Dès l’entame de ses propos, Salamata Rouamba Illy, directrice de la régulation des marchés fixes et mobiles de l’ARCEP a jugé ces revendications « légitimes ». De ses explications, il ressort que l’ARCEP veille au respect des tarifications concurrentielles, à savoir le respect d’un prix uniforme pour l’ensemble des téléphonies opérant sur le sol burkinabè. « Il existe deux types de tarifs, à savoir les tarifs de gros et les tarifs de détails », a laissé entendre Salamata Rouamba Illy, qui précise que « le tarif de gros relève de la compétence de l’ARCEP, conformément à la loi sur la concurrence, et est appliqué entre deux opérateurs.
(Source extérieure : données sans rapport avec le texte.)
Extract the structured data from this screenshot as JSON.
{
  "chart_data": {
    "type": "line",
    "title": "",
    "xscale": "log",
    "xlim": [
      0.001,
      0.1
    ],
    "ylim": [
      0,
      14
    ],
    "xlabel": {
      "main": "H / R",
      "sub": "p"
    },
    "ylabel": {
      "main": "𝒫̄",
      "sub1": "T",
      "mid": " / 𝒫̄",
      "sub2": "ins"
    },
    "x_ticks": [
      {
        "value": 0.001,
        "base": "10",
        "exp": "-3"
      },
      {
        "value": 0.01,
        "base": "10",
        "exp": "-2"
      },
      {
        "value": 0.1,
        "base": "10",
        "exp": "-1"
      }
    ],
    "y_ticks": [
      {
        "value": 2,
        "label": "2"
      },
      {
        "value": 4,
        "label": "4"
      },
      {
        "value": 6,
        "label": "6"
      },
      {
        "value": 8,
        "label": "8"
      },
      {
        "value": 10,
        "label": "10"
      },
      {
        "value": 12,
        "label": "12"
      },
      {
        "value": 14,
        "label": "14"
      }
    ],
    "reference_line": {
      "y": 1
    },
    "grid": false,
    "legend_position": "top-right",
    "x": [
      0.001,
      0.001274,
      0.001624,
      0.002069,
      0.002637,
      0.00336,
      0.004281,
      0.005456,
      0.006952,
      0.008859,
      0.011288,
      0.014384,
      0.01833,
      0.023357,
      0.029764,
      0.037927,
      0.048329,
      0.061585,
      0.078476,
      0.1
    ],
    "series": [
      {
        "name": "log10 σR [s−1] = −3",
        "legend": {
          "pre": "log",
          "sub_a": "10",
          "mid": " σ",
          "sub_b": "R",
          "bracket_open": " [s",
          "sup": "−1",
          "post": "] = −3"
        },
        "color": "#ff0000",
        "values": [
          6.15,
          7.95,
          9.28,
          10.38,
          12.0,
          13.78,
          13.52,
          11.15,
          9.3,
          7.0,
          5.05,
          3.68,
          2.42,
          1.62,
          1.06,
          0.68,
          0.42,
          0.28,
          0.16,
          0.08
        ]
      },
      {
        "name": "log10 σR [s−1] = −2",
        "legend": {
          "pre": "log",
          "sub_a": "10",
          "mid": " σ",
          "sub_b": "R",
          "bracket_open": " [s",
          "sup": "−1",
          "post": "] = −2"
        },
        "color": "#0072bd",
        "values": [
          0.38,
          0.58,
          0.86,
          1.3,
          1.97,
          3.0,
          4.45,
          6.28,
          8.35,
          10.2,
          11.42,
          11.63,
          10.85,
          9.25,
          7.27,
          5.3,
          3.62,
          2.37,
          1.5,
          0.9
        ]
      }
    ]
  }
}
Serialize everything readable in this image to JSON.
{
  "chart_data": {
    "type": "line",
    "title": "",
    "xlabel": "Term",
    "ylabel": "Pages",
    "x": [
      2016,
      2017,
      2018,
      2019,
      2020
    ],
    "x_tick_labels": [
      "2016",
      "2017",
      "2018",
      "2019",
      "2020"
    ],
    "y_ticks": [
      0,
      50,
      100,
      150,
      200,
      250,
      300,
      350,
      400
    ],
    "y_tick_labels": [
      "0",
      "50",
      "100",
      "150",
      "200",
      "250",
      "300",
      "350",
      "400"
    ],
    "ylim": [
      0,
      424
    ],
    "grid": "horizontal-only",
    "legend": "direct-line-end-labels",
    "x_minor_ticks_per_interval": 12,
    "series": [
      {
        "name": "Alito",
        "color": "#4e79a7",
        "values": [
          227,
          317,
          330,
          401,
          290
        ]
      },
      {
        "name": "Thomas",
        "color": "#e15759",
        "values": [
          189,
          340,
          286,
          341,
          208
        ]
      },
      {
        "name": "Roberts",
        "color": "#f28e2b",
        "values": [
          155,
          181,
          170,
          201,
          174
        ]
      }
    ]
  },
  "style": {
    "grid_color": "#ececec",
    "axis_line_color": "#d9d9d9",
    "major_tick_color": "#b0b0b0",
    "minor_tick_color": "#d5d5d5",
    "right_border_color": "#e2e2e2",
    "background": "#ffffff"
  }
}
Le second, à savoir le tarif de détail, appliqué aux consommateurs finaux, relève de la liberté des opérateurs ».

Néanmoins, selon la directrice, le tarif appliqué aux consommateurs doit faire l’objet d’un « petit » encadrement de la part de l’ARCEP, qui veille à une certaine « transparence » entre l’opérateur et les consommateurs. « L’opérateur donne le maximum d’informations concernant les offres commerciales qui sont appliquées aux consommateurs », a-t-elle indiqué.

L’application de cette mesure n’est malheureusement pas totalement effective, selon Salamata Rouamba Illy, qui indique que des réflexions ont été menées dans ce sens, avec à la clé, des recommandations. « Il y a un foisonnement des offres de bonus de sorte que le consommateur ne se retrouve pas », a justifié la directrice de la régulation des marchés fixes et mobiles de l’ARCEP. Elle précise qu’un encadrement est envisagé, et devrait aussi prendre en compte la problématique de l’expiration des crédits de communication.

À l’issue de cet entretien, un communiqué a été rendu public par l’ARCEP, indiquant qu’une rencontre est prévue avec les directeurs généraux des trois téléphonies mobiles ce vendredi 14 avril.

Les récentes revendications ont été suscitées par une campagne de boycott en Côte d’Ivoire contre les opérateurs de téléphonie mobile, après une augmentation de ces tarifs des données internet.